A morte de Filipe pavimentou o caminho para a ascensão de Alexandre. Sem a habilidade militar e política de Filipe, a Macedônia jamais teria se tornado a força dominante que Alexandre herdou e, eventualmente, expandiu. No entanto, as sementes da queda de Filipe também residiam nas práticas que o tornaram um grande rei. Seu uso da poligamia como ferramenta diplomática, embora bem-sucedido a curto prazo, gerou uma instabilidade interna que contribuiu para seu assassinato. Assim, o legado de Filipe é duplo: ele foi o arquiteto do império macedônio, mas também vítima das intrigas que suas próprias políticas fomentaram.
A relação entre Filipe e Alexandre é igualmente complexa. Embora Alexandre tenha sido favorecido em alguns momentos, ele também foi alienado por seu pai em outras ocasiões, especialmente nos últimos anos de Filipe. O casamento de Filipe com Cleópatra e o nascimento potencial de um novo herdeiro criaram uma tensão palpável. Para Alexandre, esse novo herdeiro poderia representar uma ameaça direta à sua sucessão, uma vez que ele, aos olhos de muitos na corte, não era totalmente macedônio. A presença de uma nova linhagem puramente macedônia através de Cleópatra poderia minar suas chances de herdar o trono.

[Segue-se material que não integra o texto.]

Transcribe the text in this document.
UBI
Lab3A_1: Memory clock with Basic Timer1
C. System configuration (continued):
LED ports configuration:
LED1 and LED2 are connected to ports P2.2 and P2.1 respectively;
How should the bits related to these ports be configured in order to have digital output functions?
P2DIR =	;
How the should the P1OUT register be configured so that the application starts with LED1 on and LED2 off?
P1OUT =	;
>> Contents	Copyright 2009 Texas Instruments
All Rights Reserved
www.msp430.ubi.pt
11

Ao final, a morte de Filipe marcou não apenas o fim de seu reinado, mas o início de uma nova era sob a liderança de Alexandre.
O Filipe construiu, Alexandre expandiu. Contudo, as políticas que Filipe empregou para garantir o futuro da Macedônia também trouxeram a intriga que resultaria em sua morte. Essa combinação de força militar e instabilidade interna é um testemunho da complexidade do governo de Filipe II, uma figura muitas vezes negligenciada, mas central, na história antiga.